Southern 印迹分析是一种识别细胞中 DNA 特定形式的方法。它是由英国生物学家埃德温·萨瑟恩 (Edwin Southern) 于 1975 年开发的。
在此方法中,首先从细胞中提取 DNA 分子,然后使用限制性核酸内切酶将其切成小片段。使用琼脂糖凝胶电泳分离这些 DNA 片段。
接下来,使用毛细管印迹将 DNA 片段转移到膜上。
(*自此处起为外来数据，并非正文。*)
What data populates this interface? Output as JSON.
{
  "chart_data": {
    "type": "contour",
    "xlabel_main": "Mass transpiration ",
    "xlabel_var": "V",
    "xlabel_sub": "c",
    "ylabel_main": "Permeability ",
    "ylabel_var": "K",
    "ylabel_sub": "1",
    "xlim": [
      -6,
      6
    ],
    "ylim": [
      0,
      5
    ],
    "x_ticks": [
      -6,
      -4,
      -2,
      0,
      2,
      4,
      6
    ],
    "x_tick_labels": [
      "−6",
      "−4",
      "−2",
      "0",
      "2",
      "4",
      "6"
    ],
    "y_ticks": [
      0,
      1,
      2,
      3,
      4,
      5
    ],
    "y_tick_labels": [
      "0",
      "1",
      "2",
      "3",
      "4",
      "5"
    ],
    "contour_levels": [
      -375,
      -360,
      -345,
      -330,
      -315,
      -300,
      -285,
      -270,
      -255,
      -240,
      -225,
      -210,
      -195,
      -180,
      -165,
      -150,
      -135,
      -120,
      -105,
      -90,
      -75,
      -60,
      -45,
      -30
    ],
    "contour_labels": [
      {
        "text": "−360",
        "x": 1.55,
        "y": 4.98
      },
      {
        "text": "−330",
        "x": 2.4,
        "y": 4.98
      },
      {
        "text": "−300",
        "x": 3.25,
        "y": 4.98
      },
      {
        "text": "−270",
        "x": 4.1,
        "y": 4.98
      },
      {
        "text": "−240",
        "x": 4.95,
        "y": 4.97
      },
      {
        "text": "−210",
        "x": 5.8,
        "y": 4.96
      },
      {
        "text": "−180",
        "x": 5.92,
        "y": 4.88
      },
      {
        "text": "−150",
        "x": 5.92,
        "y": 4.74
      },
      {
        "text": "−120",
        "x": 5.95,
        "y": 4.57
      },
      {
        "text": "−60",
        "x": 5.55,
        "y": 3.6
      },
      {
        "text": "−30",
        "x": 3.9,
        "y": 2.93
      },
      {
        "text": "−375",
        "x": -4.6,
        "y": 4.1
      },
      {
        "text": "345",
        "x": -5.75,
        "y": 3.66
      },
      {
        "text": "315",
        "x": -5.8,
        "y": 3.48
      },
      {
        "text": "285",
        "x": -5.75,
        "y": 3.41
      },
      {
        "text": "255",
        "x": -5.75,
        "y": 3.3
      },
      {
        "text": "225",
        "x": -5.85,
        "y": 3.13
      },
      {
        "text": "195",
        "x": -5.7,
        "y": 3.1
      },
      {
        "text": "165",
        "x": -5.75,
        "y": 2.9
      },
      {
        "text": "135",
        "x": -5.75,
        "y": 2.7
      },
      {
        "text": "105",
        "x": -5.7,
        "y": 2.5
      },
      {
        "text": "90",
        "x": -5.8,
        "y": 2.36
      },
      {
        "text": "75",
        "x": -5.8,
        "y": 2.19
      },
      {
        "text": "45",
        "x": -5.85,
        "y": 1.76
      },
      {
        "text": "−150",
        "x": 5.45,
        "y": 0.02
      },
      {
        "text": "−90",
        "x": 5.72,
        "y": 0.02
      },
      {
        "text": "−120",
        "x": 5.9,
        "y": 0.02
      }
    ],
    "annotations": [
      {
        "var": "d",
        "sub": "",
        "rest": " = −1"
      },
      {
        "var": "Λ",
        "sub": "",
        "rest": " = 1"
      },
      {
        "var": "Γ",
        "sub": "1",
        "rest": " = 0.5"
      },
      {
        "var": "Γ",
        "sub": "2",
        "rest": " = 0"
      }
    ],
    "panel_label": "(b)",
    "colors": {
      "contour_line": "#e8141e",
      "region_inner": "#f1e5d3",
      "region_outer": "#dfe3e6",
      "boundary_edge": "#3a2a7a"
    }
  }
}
然后使用与所测试的 DNA 序列互补的放射性标记或荧光染料标记的 DNA 探针。该探针与膜上的互补 DNA 片段杂交。
杂交后,通过放射自显影或荧光确定探针在膜上的位置,从而可以在分离的片段中识别所需的 DNA 序列。
因此,Southern印迹可以检测所研究的细胞或组织的基因组中是否存在特定的DNA序列。
相比之下,鉴定 RNA(Northern 印迹)和蛋白质(Western 印迹)的方法类似。
Southern Blot 分析是一种用于检测细胞中特定形式 DNA 的方法。该方法由 Edward Southern 于 1975 年开发,现已成为分子生物学中最常用的方法之一。
该方法的原理是从细胞中提取DNA分子,并使用限制性酶切割成许多小片段。然后使用琼脂糖凝胶电泳按大小分离这些片段。由此产生的 DNA 片段被转移到硝酸纤维素或其他膜上,然后用特殊的基因探针进行处理。基因探针是特异性结合 DNA 特定区域的短核苷酸序列。膜与基因探针杂交后,除去任何剩余的未杂交探针,仅在膜上留下杂交的DNA片段。
放射自显影或荧光显微镜用于确定膜上是否存在特定形式的 DNA。在放射自显影的情况下,膜上涂有一层光乳液,然后将其曝光到胶片上。对于荧光显微镜,特殊的荧光标记被施加到膜上,该标记与杂交的 DNA 片段结合。
与其他方法(例如 Northern 印迹和蛋白质印迹)相比,该方法具有许多优点。例如,使用 Southern 印迹,您可以确定生物体基因组中特定形式 DNA 的存在及其位置和数量。此外,该方法还可用于确定基因组大小、基因结构和 DNA 的许多其他特征。
总之,Southern 印迹是研究 DNA 的强大技术,可用于分子生物学的许多领域,包括遗传学、免疫学、肿瘤学等。
Southern blot分析是一种识别细胞中DNA特定形式的方法,在分子生物学中用于分析遗传变异。它基于使用限制性酶将 DNA 分子分离成片段,然后使用探针检测相同的片段。
为了进行 Southern 印迹,首先裂解细胞并将 DNA 与细胞成分分离。然后使用限制酶将 DNA 分成片段。 DNA 片段被转移到硝酸纤维素膜上,该膜作为探针的载体。探针可以是放射性、荧光或生物素标记的,并与含有特定序列的 DNA 结合。
此后,膜被转移到含有先前施加到其上的 DNA 片段的凝胶上。 DNA 片段根据其大小在凝胶上进行分离,并通过染色检测与探针结合的 DNA 片段相对应的条带。
Southern blotting 用于检测遗传变异,例如突变、多态性和扩增。它还可用于确定不同组织中的基因表达以及对不同刺激的反应。
与其他印迹方法(例如 Northern 印迹和 Western 印迹)不同,Southern 印迹具有高特异性和灵敏度,可用于分析少量 DNA。这使其成为研究人类遗传学、医学遗传学和其他涉及 DNA 研究的科学领域的有用工具。